Sen's primary objective in this work is to highlight the heterodox and rational aspects of India's past and present. Yet, he doesn't quite distinguish the 'heterodox' from the 'rational': two distinct and incidentally overlapping pursuits. For instance, the devotional Hindu and Muslim mystics he cites were heterodox (also syncretistic and egalitarian) but hardly rational—their arguments derived from a personal relationship to God rather than from reason. The term "Argumentative Indian" subsumes them both, but the question here is: besides contributing to diversity (the extent of which in India, Sen notes, had also baffled Churchill), what is heterodoxy worth without the underpinnings of reason?

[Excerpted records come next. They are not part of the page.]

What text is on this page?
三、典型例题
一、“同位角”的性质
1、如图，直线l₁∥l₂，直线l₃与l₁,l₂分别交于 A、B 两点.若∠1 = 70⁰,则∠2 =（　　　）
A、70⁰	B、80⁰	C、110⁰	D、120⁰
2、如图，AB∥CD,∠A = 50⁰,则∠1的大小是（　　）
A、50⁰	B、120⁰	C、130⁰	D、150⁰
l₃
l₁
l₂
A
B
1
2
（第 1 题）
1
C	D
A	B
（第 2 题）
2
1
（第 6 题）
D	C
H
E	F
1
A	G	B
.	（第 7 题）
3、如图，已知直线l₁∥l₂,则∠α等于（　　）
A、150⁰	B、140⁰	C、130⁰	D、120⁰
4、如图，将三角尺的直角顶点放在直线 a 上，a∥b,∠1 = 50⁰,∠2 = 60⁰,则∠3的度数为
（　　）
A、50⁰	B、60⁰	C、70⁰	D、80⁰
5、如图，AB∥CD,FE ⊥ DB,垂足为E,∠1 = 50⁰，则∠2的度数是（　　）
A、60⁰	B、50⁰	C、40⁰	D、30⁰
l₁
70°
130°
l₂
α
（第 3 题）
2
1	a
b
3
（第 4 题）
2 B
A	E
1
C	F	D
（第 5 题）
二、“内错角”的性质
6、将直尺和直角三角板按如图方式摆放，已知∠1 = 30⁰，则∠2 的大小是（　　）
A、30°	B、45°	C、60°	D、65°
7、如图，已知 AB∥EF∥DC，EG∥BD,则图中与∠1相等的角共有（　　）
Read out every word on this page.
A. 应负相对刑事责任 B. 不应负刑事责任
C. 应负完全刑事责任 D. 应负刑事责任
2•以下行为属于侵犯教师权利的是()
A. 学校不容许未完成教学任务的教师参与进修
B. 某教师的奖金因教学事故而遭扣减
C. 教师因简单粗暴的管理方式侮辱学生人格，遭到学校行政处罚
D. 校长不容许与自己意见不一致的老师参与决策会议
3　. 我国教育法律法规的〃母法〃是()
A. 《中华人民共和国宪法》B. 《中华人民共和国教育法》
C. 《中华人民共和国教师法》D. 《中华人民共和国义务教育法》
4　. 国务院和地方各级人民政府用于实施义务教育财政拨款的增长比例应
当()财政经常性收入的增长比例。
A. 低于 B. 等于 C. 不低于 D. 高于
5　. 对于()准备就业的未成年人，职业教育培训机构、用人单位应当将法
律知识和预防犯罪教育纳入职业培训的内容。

Notably, Sen's examples of rational Indians—outside the modern age and with the exception of Akbar's court—come to us from over a millennium ago (early texts, the epics, the Buddha, Carvaka, Ashoka, Aryabhata, etc.). This may fortify a rival claim that sometime in the last millennium, the rational-creative subculture of ancient India waned as Buddhism and Brahmanism gave way to devotional Hinduism and Islam, that mystical and orthodox beliefs fossilized Indian culture, making it appallingly disinterested in "subjects concerned with the here and now", that the British found an India without a sense of history, or interest in science, or a culture of disruptive innovation, that sporadic personal mutinies of this era grew into a million much more recently.
Indeed, as Sen astutely admits, "there are other [reasonable] ways of proceeding" on such matters. But henceforth, few of them will be able to ignore this impassioned and stimulating labor of love.